Sistem Anatomi Pernapasan Hewan

Semua makhluk yang masih hidup selalu melakukan aktivitas bernapas. Bernapas adalah proses untuk memenuhi kebutuhan oksigen yang diperlukan untuk metabolisme sehingga didapatkan energi untuk melakukan proses kehidupan anatomiisme tersebut. Dalam bernapas dikeluarkan karbondioksida.

Bagaimana jadinya apabila tidak ada mekanisme yang dapat merubah karbondioksida hasil pernapasan menjadi oksigen, maka pasti dimana-mana terjadi kekurangan oksigen. Kita harus mensyukuri Tuhan telah menciptakan mekanisme yang dapat membuat keseimbangan antara oksigen dan karbondiksida. Dalam udara bebas terdapat oksigen yang dapat memenuhi kebutuhan seluruh makhluk hidup akan oksigen. Oksigen yang ada diudara sebagian besar merupakan hasil fotosistesis yang dilakukan oleh tumbuhan. Oleh karena itu pada siang hari yang panas, kita akan merasa sejuk berada dibawah pohon. Pohon tersebut dengan bantuan sinar matahari melakukan fotosintesis.

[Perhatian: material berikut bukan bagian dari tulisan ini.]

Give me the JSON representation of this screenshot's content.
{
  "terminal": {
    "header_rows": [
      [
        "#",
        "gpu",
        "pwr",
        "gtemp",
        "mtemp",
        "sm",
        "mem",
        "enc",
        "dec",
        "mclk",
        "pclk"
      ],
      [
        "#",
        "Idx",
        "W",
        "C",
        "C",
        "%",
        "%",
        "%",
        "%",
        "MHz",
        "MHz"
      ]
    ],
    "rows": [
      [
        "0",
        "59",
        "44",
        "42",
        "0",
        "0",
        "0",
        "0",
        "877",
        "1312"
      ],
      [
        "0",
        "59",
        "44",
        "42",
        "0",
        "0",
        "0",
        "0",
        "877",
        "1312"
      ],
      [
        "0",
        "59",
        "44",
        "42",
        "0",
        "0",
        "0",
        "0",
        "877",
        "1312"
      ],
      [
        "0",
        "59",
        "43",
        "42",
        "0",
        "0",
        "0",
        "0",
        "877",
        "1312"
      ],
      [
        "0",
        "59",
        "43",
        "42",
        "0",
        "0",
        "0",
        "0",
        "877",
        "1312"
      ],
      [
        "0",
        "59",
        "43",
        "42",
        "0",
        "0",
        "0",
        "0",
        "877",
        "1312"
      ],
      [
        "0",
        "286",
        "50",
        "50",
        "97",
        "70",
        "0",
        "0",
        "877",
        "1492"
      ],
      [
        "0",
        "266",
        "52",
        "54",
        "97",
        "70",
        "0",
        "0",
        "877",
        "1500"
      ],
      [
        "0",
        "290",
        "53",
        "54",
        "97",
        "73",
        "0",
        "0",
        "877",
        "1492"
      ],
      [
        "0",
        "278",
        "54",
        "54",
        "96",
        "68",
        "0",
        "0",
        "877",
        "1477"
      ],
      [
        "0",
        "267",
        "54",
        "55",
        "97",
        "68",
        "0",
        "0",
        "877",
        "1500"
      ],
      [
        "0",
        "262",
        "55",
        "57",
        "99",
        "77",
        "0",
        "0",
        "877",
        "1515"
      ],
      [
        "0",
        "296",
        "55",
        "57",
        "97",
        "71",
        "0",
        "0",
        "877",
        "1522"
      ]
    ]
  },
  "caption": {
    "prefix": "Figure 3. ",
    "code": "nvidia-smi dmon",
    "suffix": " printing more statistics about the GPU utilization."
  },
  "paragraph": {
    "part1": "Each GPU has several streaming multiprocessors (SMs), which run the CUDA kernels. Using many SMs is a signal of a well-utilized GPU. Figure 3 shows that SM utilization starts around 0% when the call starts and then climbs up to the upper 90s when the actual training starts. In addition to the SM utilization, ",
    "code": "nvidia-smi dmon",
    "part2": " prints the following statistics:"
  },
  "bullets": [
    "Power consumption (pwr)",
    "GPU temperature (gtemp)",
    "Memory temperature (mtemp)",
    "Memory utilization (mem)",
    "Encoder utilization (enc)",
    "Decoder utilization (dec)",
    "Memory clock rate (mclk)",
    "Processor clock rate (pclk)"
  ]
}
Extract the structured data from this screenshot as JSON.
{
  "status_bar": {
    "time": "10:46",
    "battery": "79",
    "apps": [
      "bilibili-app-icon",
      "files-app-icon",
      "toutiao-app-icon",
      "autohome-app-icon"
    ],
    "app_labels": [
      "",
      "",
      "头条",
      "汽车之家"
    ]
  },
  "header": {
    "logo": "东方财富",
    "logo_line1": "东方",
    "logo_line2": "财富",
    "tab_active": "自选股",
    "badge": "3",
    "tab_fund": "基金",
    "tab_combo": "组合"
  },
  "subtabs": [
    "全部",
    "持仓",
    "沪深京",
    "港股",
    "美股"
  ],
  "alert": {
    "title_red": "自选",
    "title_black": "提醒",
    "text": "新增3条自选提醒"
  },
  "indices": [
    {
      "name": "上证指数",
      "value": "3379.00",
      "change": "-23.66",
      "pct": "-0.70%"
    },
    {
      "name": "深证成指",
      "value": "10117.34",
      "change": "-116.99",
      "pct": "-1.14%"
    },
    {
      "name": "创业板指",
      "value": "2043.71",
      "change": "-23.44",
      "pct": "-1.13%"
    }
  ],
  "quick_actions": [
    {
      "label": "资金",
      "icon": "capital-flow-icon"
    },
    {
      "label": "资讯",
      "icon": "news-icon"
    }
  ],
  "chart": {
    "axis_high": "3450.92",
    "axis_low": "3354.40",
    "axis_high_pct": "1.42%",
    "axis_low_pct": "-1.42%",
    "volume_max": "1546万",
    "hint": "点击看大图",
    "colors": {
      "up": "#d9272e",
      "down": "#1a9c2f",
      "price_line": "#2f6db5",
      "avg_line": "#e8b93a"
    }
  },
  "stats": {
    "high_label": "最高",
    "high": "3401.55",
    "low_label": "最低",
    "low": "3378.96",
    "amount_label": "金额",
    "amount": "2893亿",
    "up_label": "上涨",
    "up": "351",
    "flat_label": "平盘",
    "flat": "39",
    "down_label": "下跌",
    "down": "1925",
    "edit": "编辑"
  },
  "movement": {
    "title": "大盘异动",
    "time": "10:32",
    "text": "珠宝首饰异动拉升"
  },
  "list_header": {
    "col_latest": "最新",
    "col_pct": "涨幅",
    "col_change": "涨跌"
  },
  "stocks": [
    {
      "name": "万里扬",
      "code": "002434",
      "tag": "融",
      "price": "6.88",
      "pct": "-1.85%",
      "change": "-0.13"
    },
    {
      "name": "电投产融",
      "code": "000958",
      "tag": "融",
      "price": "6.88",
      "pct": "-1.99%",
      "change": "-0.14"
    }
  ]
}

Dalam proses fotosintesis memerlukan karbondioksida yang kita keluarkan dalam bernapas dan salah satu hasilnya adalah oksigen yang kita butuhkan dalam bernapas. Bayangkan kalau tidak ada pohon, bagaimana kebutuhan oksigen dapat terpenuhi? Oleh karena itu dalam rangka menjaga keseimbangan oksigen dan karbondioksida kita perlu melestarikan pohon, bahkan perlu melakukan penanaman pohon .

Berdasarkan lingkungan hidupnya, alat pernapasan pada hewan dapat dibedakan menjadi anatomi pernapasan akuatik untuk yang hidup di air dan pernapasan terestrial untuk hewan yang hidup didarat. Anatomi pernapasan akuatik berupa permukaan tubuh atau insang, sedang anatomi pernapasan terestrial bisa berupa paru-paru difusi, paru-paru buku, trakhea, dan paru-paru alveoler. Paru-paru pada amphibi masih sederhana dan kurang elastis sehingga belum bisa memenuhi kebutuhan hidupnya. Oleh karena itu pada amphibi masih dibantu dengan seluruh permukaan tubuhnya untuk memenuhi oksigen yang dibutuhkan. Paru-paru yang telah sempurna adalah paru-paru pada mamalia.

Pada mamalia, fase inspirasi yang merupakan proses aktif terjadi karena konstraksi otot diantara tulang-tulang iga dan diafraghma. Kontraksi tersebut menyebabkan rongga dada serta paru-paru mengembang dan menyebabkan tekanan negatip dalam rongga dada sehingga udara dapat masuk kedalamnya. Sedangkan fase ekspirasi terjadi karena relaksasi otot inspiratori tersebut dan pengerutan dinding alveole.

Pengangkutan oksigen dalam tubuh hewan dilakukan dengan melarutkannya dalam darah. Pada hewan invertebrata karena aktivitas tubuhnya masih terbatas kebutuhan oksigen masih dapat disuplai dengan sistem yang ada. Sedangkan pada mamalia kebutuhan oksigennya sangat tinggi sehingga diperlukan pigmen pernapasan dalam darahnya. Hemoglobin adalah salah satu pigmen pernapasan. Dengan hemoglobin darah dapat mengangkut 20 kali lipat dibanding darah yang tidak berhemoglobin.

Alat pernapasan pada hewan bervariasi antara hewan yang satu dengan hewan yang lain, ada yang berupa paru-paru, insang, kulit, trakea, dan paru-paru buku, bahkan ada beberapa anatomiisme yang belum mempunyai alat khusus sehingga oksigen berdifusi langsung dari lingkungan ke dalam tubuh, contohnya pada hewan bersel satu, porifera, dan coelenterata. Pada ketiga hewan ini oksigen berdifusi dari lingkungan melalui rongga tubuh.

Sistem pernapasan atau sistem pernapasan adalah sistem anatomi yang digunakan untuk pertukaran gas. Pada hewan berkaki empat, sistem pernapasan umumnya termasuk saluran yang digunakan untuk membawa udara ke dalam paru-paru di mana terjadi pertukaran gas. Diafragma menarik udara masuk dan juga mengeluarkannya. Berbagai variasi sistem pernapasan ditemukan pada berbagai jenis makhluk hidup. Bahkan pohon pun memiliki sistem pernapasan.